The old Nielsen ratings are program averages of all minutes within a single telecast on a live-only viewing basis. The new Nielsen ratings are program averages of only national commercial minutes on a live plus three-day time-shifted basis. Additionally, companies like TNS and TiVo are attempting to measure television viewing on an even more granular basis.
But the industry migration has been more of a rush to create a data supplier pecking order than to adequately reflect viewing of commercials. This has led to the limited marketplace analysis of commercial viewing behavior amounting to retrofitted reports initially designed to highlight program performance. In short, they are applying program rating analytics to commercial rating data - which just doesn't work.
Is it surprising that "House" had the highest average commercial rating in June? Absolutely not. "House" had the highest commercial rating because it had the highest program rating - the series aired its season finale in June while most other shows were repeats.
When analyzing program viewing performance the first question is, "How many people watched?" If this was a highly relevant question for commercial viewing, the "House" commercial rating standing would have some meaning. But with commercial viewing, the main question becomes, "How many viewers did the program deliver to the advertising and when?"
That question actually has two parts. The first, "deliver to the advertising," acknowledges the fact that people tune in to watch programs, not commercials. The "and when" portion recognizes that programs can deliver very different viewing levels to advertising at different times within a telecast and, most importantly, in proven, predictable ways. In fact, it's that "and when?" that makes Nielsen's commercial ratings only a stepping stone to true commercial viewing measurement and allows considerable room for competitors like TiVo and TNS to operate, as they work off second-by-second level granularity.

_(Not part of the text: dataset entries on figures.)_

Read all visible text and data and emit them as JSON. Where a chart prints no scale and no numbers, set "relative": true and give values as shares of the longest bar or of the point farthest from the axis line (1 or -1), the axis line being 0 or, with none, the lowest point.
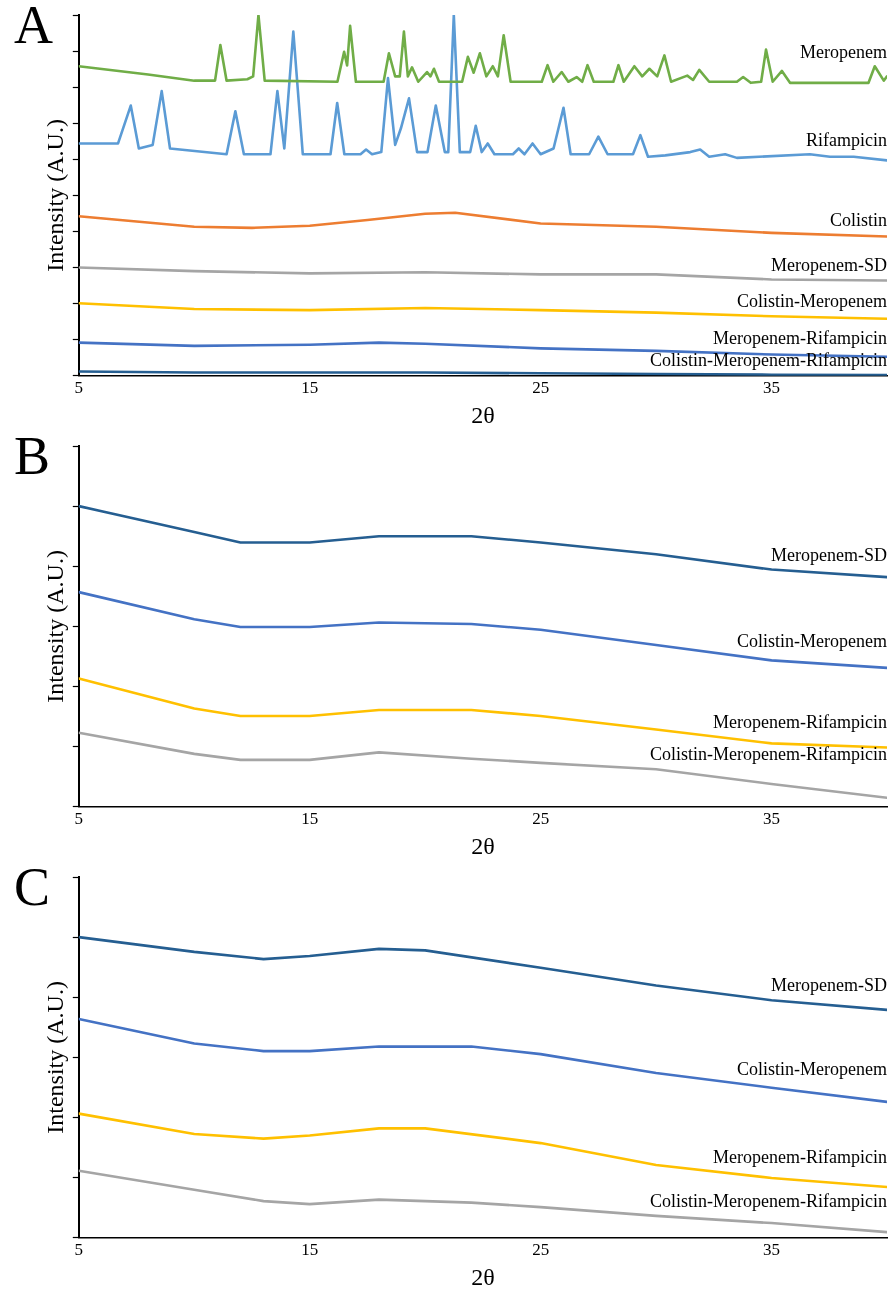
{
  "chart_data": [
    {
      "type": "line",
      "title": "A",
      "xlabel": "2θ",
      "ylabel": "Intensity (A.U.)",
      "xlim": [
        5,
        40
      ],
      "xticks": [
        5,
        15,
        25,
        35
      ],
      "relative": true,
      "series": [
        {
          "name": "Meropenem",
          "color": "#70ad47",
          "x": [
            5,
            8,
            10,
            10.9,
            11.13,
            11.4,
            12.3,
            12.55,
            12.78,
            13.05,
            16.2,
            16.49,
            16.62,
            16.75,
            17.0,
            18.2,
            18.43,
            18.7,
            18.9,
            19.08,
            19.25,
            19.43,
            19.7,
            20.08,
            20.23,
            20.38,
            20.6,
            21.6,
            21.85,
            22.1,
            22.37,
            22.65,
            22.93,
            23.15,
            23.4,
            23.7,
            25.05,
            25.3,
            25.55,
            25.91,
            26.2,
            26.56,
            26.8,
            27.03,
            27.3,
            28.15,
            28.37,
            28.6,
            29.06,
            29.4,
            29.71,
            30.05,
            30.36,
            30.65,
            31.35,
            31.6,
            31.87,
            32.3,
            33.5,
            33.77,
            34.1,
            34.55,
            34.76,
            35.05,
            35.45,
            35.8,
            39.2,
            39.47,
            39.86,
            40
          ],
          "values": [
            0.858,
            0.835,
            0.818,
            0.818,
            0.917,
            0.818,
            0.822,
            0.83,
            1.0,
            0.818,
            0.815,
            0.898,
            0.86,
            0.97,
            0.815,
            0.815,
            0.894,
            0.83,
            0.83,
            0.954,
            0.83,
            0.855,
            0.815,
            0.842,
            0.83,
            0.851,
            0.815,
            0.815,
            0.884,
            0.84,
            0.894,
            0.83,
            0.858,
            0.83,
            0.944,
            0.815,
            0.815,
            0.861,
            0.815,
            0.842,
            0.815,
            0.828,
            0.815,
            0.861,
            0.815,
            0.815,
            0.861,
            0.815,
            0.858,
            0.83,
            0.851,
            0.83,
            0.888,
            0.815,
            0.832,
            0.82,
            0.848,
            0.815,
            0.815,
            0.828,
            0.812,
            0.815,
            0.904,
            0.815,
            0.845,
            0.812,
            0.812,
            0.858,
            0.818,
            0.83
          ]
        },
        {
          "name": "Rifampicin",
          "color": "#5b9bd5",
          "x": [
            5,
            6.7,
            7.25,
            7.6,
            8.2,
            8.59,
            8.95,
            11.4,
            11.78,
            12.15,
            13.3,
            13.6,
            13.9,
            14.29,
            14.7,
            15.9,
            16.19,
            16.5,
            17.2,
            17.44,
            17.7,
            18.1,
            18.39,
            18.7,
            18.95,
            19.3,
            19.65,
            20.1,
            20.46,
            20.85,
            21.0,
            21.24,
            21.5,
            21.95,
            22.19,
            22.45,
            22.71,
            23.0,
            23.8,
            24.05,
            24.3,
            24.65,
            25.0,
            25.56,
            25.99,
            26.3,
            27.1,
            27.5,
            27.9,
            29.0,
            29.32,
            29.65,
            30.4,
            31.48,
            31.91,
            32.3,
            32.99,
            33.5,
            36.66,
            37.53,
            38.56,
            40
          ],
          "values": [
            0.644,
            0.644,
            0.749,
            0.63,
            0.64,
            0.789,
            0.63,
            0.614,
            0.733,
            0.614,
            0.614,
            0.789,
            0.63,
            0.954,
            0.614,
            0.614,
            0.756,
            0.614,
            0.614,
            0.627,
            0.614,
            0.62,
            0.825,
            0.64,
            0.686,
            0.769,
            0.62,
            0.62,
            0.749,
            0.62,
            0.62,
            1.0,
            0.62,
            0.62,
            0.693,
            0.62,
            0.644,
            0.614,
            0.614,
            0.63,
            0.614,
            0.644,
            0.614,
            0.63,
            0.743,
            0.614,
            0.614,
            0.663,
            0.614,
            0.614,
            0.667,
            0.607,
            0.611,
            0.62,
            0.627,
            0.607,
            0.614,
            0.604,
            0.614,
            0.607,
            0.607,
            0.597
          ]
        },
        {
          "name": "Colistin",
          "color": "#ed7d31",
          "x": [
            5,
            10,
            12.5,
            15,
            17.5,
            20,
            21.3,
            25,
            30,
            35,
            40
          ],
          "values": [
            0.442,
            0.413,
            0.41,
            0.416,
            0.432,
            0.449,
            0.452,
            0.422,
            0.413,
            0.396,
            0.386
          ]
        },
        {
          "name": "Meropenem-SD",
          "color": "#a5a5a5",
          "x": [
            5,
            10,
            15,
            20,
            25,
            30,
            35,
            40
          ],
          "values": [
            0.3,
            0.29,
            0.284,
            0.287,
            0.281,
            0.281,
            0.267,
            0.264
          ]
        },
        {
          "name": "Colistin-Meropenem",
          "color": "#ffc000",
          "x": [
            5,
            10,
            15,
            20,
            25,
            30,
            35,
            40
          ],
          "values": [
            0.201,
            0.185,
            0.182,
            0.188,
            0.182,
            0.175,
            0.165,
            0.158
          ]
        },
        {
          "name": "Meropenem-Rifampicin",
          "color": "#4472c4",
          "x": [
            5,
            10,
            15,
            18,
            20,
            25,
            30,
            35,
            40
          ],
          "values": [
            0.092,
            0.083,
            0.086,
            0.092,
            0.089,
            0.076,
            0.069,
            0.059,
            0.053
          ]
        },
        {
          "name": "Colistin-Meropenem-Rifampicin",
          "color": "#255e91",
          "x": [
            5,
            10,
            15,
            20,
            25,
            30,
            35,
            40
          ],
          "values": [
            0.012,
            0.009,
            0.009,
            0.009,
            0.007,
            0.005,
            0.003,
            0.002
          ]
        }
      ]
    },
    {
      "type": "line",
      "title": "B",
      "xlabel": "2θ",
      "ylabel": "Intensity (A.U.)",
      "xlim": [
        5,
        40
      ],
      "xticks": [
        5,
        15,
        25,
        35
      ],
      "relative": true,
      "series": [
        {
          "name": "Meropenem-SD",
          "color": "#255e91",
          "x": [
            5,
            10,
            12,
            15,
            18,
            22,
            25,
            30,
            35,
            40
          ],
          "values": [
            1,
            0.914,
            0.879,
            0.879,
            0.9,
            0.9,
            0.879,
            0.84,
            0.789,
            0.764
          ]
        },
        {
          "name": "Colistin-Meropenem",
          "color": "#4472c4",
          "x": [
            5,
            10,
            12,
            15,
            18,
            22,
            25,
            30,
            35,
            40
          ],
          "values": [
            0.714,
            0.624,
            0.598,
            0.598,
            0.613,
            0.608,
            0.589,
            0.538,
            0.487,
            0.462
          ]
        },
        {
          "name": "Meropenem-Rifampicin",
          "color": "#ffc000",
          "x": [
            5,
            10,
            12,
            15,
            18,
            22,
            25,
            30,
            35,
            40
          ],
          "values": [
            0.427,
            0.327,
            0.302,
            0.302,
            0.322,
            0.322,
            0.302,
            0.257,
            0.211,
            0.197
          ]
        },
        {
          "name": "Colistin-Meropenem-Rifampicin",
          "color": "#a5a5a5",
          "x": [
            5,
            10,
            12,
            15,
            18,
            22,
            25,
            30,
            35,
            40
          ],
          "values": [
            0.246,
            0.176,
            0.156,
            0.156,
            0.181,
            0.16,
            0.146,
            0.125,
            0.076,
            0.03
          ]
        }
      ]
    },
    {
      "type": "line",
      "title": "C",
      "xlabel": "2θ",
      "ylabel": "Intensity (A.U.)",
      "xlim": [
        5,
        40
      ],
      "xticks": [
        5,
        15,
        25,
        35
      ],
      "relative": true,
      "series": [
        {
          "name": "Meropenem-SD",
          "color": "#255e91",
          "x": [
            5,
            10,
            13,
            15,
            18,
            20,
            25,
            30,
            35,
            40
          ],
          "values": [
            1,
            0.951,
            0.927,
            0.937,
            0.961,
            0.956,
            0.898,
            0.839,
            0.79,
            0.758
          ]
        },
        {
          "name": "Colistin-Meropenem",
          "color": "#4472c4",
          "x": [
            5,
            10,
            13,
            15,
            18,
            22,
            25,
            30,
            35,
            40
          ],
          "values": [
            0.728,
            0.646,
            0.621,
            0.621,
            0.636,
            0.636,
            0.611,
            0.548,
            0.499,
            0.452
          ]
        },
        {
          "name": "Meropenem-Rifampicin",
          "color": "#ffc000",
          "x": [
            5,
            10,
            13,
            15,
            18,
            20,
            25,
            30,
            35,
            40
          ],
          "values": [
            0.413,
            0.345,
            0.33,
            0.34,
            0.364,
            0.364,
            0.315,
            0.242,
            0.199,
            0.169
          ]
        },
        {
          "name": "Colistin-Meropenem-Rifampicin",
          "color": "#a5a5a5",
          "x": [
            5,
            10,
            13,
            15,
            18,
            22,
            25,
            30,
            35,
            40
          ],
          "values": [
            0.223,
            0.16,
            0.122,
            0.112,
            0.127,
            0.117,
            0.102,
            0.073,
            0.049,
            0.019
          ]
        }
      ]
    }
  ]
}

Unless the marketplace analytics change to reflect commercial ratings realities, there will be minimal change to our business. And this scenario would be a waste of all the time and money that has gone into, and will continue to go into, the commercial ratings migration. But changes must take place before we'll see true impact from commercial ratings. First, sales and buying systems need to be updated to offer more flexibility. Second, Nielsen also must standardize its data and offer it in the media information type format - the industry standard - for these systems to use. While currently some companies have the ability to aggregate and use Nielsen's minute-by-minute respondent data to create minute-level MIT-like data, many organizations don't have this option. To move forward, we need a standardized industry solution. Third, newer services like TiVo and TNS must become nationally representative to truly impact the marketplace. This paints a potentially rosy picture for a more robust TNS service, while TiVo has no chance as a stand-alone service and will need to identify an operating partner to succeed in the future.
The value of commercial ratings going forward will depend on the level of granularity chosen. It's clear we need a level of granularity below program averages. But how far do we go? Do we need second-by-second data? Is minute-by-minute data adequate? What about pod averages? Pod ratings and minute-level ratings are predictable; second-level data is new and very limited but appears reasonably predictable too. All three types of data are viable options long term. In all scenarios, historical results can be used to predict future performance. Most importantly, all shed light on how many viewers the program delivered to advertising and when.
In the end, the
answer to the granularity question will be as varied as the entities that end up using the data. The days of one provider of television ratings with the one-size-fits-all concept are over. We don't
need one solution. We need options in these data and the analytical thought to truly transition from program to commercial ratings.